Sale Swimming Club makes a splash at Gippsland Swimming’s first meeting
Sale Swimming Club’s Alexandra Southern finished second in the girls 14-15 100 metre butterfly at the Gippsland Swimming’s first meeting of the 2021-22 season, held at Traralgon on the weekend.
Southern was just a tenth of a second behind first place Milla Laub.
Jesse Daly finished second for the 10-11 50 metre freestyle and Tara Dihood came third out of 40 competitors for the girls 12-13 50m freestyle.
Adelaide Ripper won the 10-11 100m breast stroke, almost a second and a half ahead of her closest competitor.
Dihood finished third in the 12-13 100m back stroke, Zayden Burton came in third for the 12-13 backstroke.
Scarlett Tavasci was over a second ahead of fourth place in the 14-15 50m breaststroke, Teddy Ripper was just beaten in the 14-15 50m breaststroke, finishing four seconds ahead of third place.

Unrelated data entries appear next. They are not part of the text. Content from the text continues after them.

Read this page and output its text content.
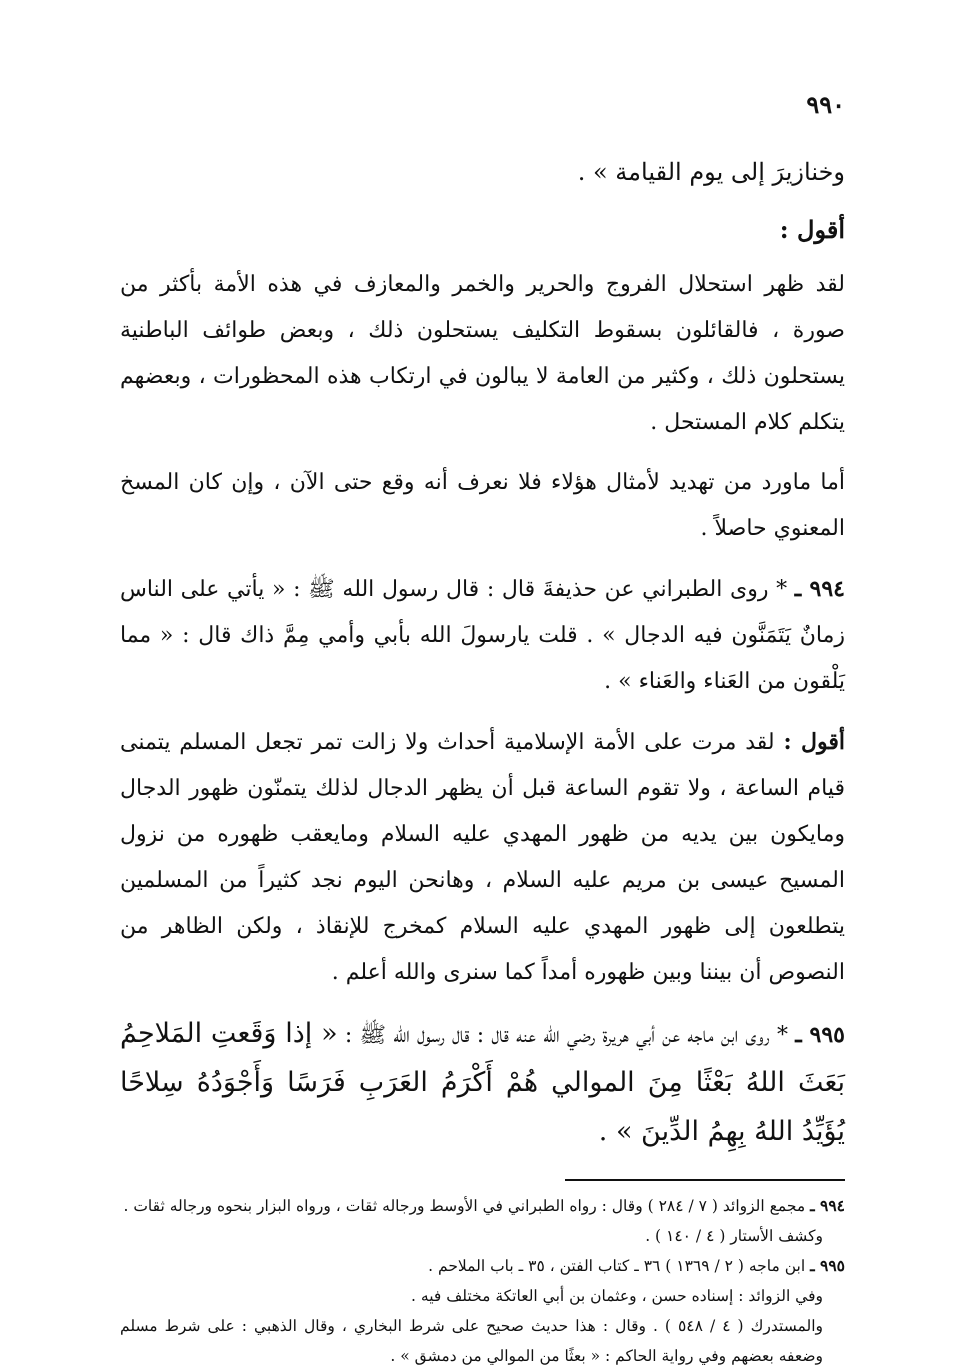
٩٩٠
وخنازيرَ إلى يوم القيامة » .
أقول :

لقد ظهر استحلال الفروج والحرير والخمر والمعازف في هذه الأمة بأكثر من صورة ، فالقائلون بسقوط التكليف يستحلون ذلك ، وبعض طوائف الباطنية يستحلون ذلك ، وكثير من العامة لا يبالون في ارتكاب هذه المحظورات ، وبعضهم يتكلم كلام المستحل .

أما ماورد من تهديد لأمثال هؤلاء فلا نعرف أنه وقع حتى الآن ، وإن كان المسخ المعنوي حاصلاً .

٩٩٤ ـ * روى الطبراني عن حذيفةَ قال : قال رسول الله ﷺ : « يأتي على الناس زمانٌ يَتَمَنَّون فيه الدجال » . قلت يارسولَ الله بأبي وأمي مِمَّ ذاك قال : « مما يَلْقون من العَناء والعَناء » .

أقول : لقد مرت على الأمة الإسلامية أحداث ولا زالت تمر تجعل المسلم يتمنى قيام الساعة ، ولا تقوم الساعة قبل أن يظهر الدجال لذلك يتمنّون ظهور الدجال ومايكون بين يديه من ظهور المهدي عليه السلام ومايعقب ظهوره من نزول المسيح عيسى بن مريم عليه السلام ، وهانحن اليوم نجد كثيراً من المسلمين يتطلعون إلى ظهور المهدي عليه السلام كمخرج للإنقاذ ، ولكن الظاهر من النصوص أن بيننا وبين ظهوره أمداً كما سنرى والله أعلم .

٩٩٥ ـ * روى ابن ماجه عن أبي هريرة رضي الله عنه قال : قال رسول الله ﷺ : « إذا وَقَعتِ المَلاحِمُ بَعَثَ اللهُ بَعْثًا مِنَ الموالي هُمْ أَكْرَمُ العَرَبِ فَرَسًا وَأَجْوَدُهُ سِلاحًا يُؤَيِّدُ اللهُ بِهِمُ الدِّينَ » .

٩٩٤ ـ مجمع الزوائد ( ٧ / ٢٨٤ ) وقال : رواه الطبراني في الأوسط ورجاله ثقات ، ورواه البزار بنحوه ورجاله ثقات .

وكشف الأستار ( ٤ / ١٤٠ ) .

٩٩٥ ـ ابن ماجه ( ٢ / ١٣٦٩ ) ٣٦ ـ كتاب الفتن ، ٣٥ ـ باب الملاحم .

وفي الزوائد : إسناده حسن ، وعثمان بن أبي العاتكة مختلف فيه .

والمستدرك ( ٤ / ٥٤٨ ) . وقال : هذا حديث صحيح على شرط البخاري ، وقال الذهبي : على شرط مسلم وضعفه بعضهم وفي رواية الحاكم : « بعثًا من الموالي من دمشق » .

Ripper continued her strong day, finishing third in the 10-11 50m breaststroke, Southern had another top three finish coming in second for the 14-15 50m butterfly.
Joel Hutchins started his season well getting third place in the 16 and over 50m butterfly.
Scarlett Tavasci put in a strong performance, coming in third for the 200m backstroke. Sadie Daly started well in the nine and under finishing second in the 100m backstroke.
Dihood continued the solid performance for the club, coming in third for the 12-13 100m freestyle.
Southern once again had a top three finish when she came in second for the 14-15 100m freestyle. Riley Lowe in the 12-13 100m freestyle continued the good day for the club, coming in third.
Hutchins once again put in a strong swim for the 16 and over, coming through to finish third in the 100m freestyle.
Ripper put in a dominant performance for the 200m breast stroke, winning the event.
Jesse Daly put in another top three performance, coming third in the 10-11 100m freestyle. Ripper had another good race, finishing second in the 14-15 100m breaststroke.
Dihood capped off a fantastic day for the club, winning the 800 metre freestyle in a dominant performance where she finished half a minute ahead of her rivals.